Many years ago — long before the Internet and delivery services that could find you anywhere — I did an internship in South Dakota.
I spent the summer in an old farmhouse ten miles north of the nearest wide place in the road, ten miles south of a town of enough size to have a real grocery store, and twenty-five miles from work at the legal services office on the Crow Creek Reservation in Fort Thompson.
For foolish reasons probably related to intellectual pretensions, I only took two books with me: Sartre’s Being and Nothingness and Joyce’s Ulysses.
It probably goes without saying that I didn’t manage to finish either one.

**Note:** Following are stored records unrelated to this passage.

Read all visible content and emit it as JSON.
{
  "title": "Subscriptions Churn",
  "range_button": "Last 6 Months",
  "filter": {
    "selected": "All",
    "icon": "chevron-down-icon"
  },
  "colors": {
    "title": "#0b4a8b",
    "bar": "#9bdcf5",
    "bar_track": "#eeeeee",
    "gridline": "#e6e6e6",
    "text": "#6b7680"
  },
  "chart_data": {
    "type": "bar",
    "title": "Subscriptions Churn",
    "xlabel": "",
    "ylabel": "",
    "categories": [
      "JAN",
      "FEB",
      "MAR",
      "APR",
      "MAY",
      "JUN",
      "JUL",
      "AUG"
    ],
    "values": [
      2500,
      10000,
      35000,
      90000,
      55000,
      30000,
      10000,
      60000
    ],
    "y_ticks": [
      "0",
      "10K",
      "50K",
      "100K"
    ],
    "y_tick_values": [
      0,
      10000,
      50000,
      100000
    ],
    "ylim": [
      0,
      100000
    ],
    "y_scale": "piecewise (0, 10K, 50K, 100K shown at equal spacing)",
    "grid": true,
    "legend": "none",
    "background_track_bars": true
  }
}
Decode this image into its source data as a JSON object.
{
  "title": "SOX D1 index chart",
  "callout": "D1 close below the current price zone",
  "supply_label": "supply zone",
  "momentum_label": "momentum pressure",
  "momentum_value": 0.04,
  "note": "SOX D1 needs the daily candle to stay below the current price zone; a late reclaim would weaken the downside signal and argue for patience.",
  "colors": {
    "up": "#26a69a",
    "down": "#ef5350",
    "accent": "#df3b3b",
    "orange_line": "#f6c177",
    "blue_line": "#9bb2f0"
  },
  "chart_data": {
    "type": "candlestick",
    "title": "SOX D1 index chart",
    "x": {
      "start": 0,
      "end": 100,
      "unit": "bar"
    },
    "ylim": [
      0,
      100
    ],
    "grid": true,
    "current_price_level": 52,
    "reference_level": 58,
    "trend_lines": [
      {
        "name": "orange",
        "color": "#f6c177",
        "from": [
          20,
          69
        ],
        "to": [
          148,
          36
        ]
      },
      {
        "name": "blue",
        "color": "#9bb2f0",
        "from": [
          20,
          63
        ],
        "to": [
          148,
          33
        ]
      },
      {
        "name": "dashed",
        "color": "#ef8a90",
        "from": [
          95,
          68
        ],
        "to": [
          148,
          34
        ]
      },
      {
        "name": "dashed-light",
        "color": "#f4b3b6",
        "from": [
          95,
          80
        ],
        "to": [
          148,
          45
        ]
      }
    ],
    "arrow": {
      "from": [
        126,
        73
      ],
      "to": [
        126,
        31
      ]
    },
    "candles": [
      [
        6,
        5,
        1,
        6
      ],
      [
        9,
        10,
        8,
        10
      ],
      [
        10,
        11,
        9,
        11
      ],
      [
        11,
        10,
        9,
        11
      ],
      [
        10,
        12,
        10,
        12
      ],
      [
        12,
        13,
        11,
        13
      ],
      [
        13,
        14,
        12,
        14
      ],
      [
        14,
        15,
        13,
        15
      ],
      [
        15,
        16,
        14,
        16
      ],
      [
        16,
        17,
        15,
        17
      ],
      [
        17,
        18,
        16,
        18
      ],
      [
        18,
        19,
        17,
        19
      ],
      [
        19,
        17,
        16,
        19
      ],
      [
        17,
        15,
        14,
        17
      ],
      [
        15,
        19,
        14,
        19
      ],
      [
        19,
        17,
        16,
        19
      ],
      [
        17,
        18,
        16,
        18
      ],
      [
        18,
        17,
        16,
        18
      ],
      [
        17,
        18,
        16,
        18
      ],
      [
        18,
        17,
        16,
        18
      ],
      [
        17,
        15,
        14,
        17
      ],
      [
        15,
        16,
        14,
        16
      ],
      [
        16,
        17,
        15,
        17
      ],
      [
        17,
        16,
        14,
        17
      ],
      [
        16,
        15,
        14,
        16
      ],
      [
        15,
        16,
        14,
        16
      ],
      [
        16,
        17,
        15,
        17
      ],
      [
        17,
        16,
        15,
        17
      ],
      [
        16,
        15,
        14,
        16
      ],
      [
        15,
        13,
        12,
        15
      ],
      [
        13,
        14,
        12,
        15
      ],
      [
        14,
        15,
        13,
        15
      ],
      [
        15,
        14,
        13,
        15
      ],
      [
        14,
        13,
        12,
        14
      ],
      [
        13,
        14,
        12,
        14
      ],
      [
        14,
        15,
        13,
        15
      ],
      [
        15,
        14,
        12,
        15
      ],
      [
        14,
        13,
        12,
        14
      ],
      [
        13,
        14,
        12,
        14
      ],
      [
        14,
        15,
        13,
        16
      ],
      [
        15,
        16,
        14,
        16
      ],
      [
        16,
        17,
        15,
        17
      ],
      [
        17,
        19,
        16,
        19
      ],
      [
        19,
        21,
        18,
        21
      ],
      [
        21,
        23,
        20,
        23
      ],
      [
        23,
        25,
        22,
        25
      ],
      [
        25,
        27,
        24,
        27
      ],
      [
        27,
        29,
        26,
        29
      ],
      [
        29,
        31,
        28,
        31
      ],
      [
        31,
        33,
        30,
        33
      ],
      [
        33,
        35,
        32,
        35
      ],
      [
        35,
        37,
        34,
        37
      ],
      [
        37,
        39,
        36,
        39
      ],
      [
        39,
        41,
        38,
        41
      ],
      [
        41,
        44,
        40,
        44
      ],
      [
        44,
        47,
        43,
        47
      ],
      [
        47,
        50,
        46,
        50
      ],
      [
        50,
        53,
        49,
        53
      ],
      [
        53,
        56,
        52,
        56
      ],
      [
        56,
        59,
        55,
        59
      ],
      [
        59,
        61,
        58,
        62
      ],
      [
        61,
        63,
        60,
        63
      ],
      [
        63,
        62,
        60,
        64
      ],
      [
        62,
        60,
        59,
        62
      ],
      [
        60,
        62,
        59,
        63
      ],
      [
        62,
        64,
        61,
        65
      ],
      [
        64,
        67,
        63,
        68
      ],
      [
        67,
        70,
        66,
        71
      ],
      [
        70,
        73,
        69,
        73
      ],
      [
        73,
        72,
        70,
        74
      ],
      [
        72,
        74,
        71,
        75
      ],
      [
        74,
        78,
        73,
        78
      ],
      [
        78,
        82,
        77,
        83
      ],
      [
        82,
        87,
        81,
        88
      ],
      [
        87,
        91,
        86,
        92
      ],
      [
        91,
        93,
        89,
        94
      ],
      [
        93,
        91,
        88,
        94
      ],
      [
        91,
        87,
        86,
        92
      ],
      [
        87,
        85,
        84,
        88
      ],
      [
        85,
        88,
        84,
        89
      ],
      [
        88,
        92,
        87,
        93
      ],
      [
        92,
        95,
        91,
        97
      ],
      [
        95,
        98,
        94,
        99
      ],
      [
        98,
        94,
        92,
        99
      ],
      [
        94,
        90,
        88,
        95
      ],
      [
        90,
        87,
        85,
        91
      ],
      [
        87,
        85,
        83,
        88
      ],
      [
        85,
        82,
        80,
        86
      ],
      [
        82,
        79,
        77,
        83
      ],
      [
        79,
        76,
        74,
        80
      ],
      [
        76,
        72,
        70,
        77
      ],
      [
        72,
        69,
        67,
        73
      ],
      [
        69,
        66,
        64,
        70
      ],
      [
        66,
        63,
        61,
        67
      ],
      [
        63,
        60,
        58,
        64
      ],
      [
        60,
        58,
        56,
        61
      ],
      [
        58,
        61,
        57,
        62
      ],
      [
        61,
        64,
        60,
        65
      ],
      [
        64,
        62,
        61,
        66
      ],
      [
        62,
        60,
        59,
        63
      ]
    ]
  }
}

I remain profoundly grateful that the grocery store in Highmore included several novels by Kurt Vonnegut among the mass market paperbacks featured on its racks. I’m not sure how Vonnegut ended up with that sort of distribution, but I read several of his novels that summer.
I also lacked a television — which I didn’t miss — and the only radio was in my car. For the first month or so, I lived alone.
Looking back, I really wish I had taken a large pile of books with me. I’m not sure any town (none of them, not even the state capital Pierre, came close to being a city) I went to over the summer had a bookstore.
The closest movie theater was fifty miles away. If there was a night club anywhere, I never saw it.
I’m not sure how I got by without a newspaper. Probably we got one at the office. And fortunately, at the end of the summer when the most important US news happened — Nixon’s resignation — I had a roommate and TV.
I mean, I wouldn’t have wanted to miss Nixon’s resignation.
But the real point of this story is that even when you don’t have anything to read or watch or anyplace to go, you will still not read that important book that you don’t really want to read.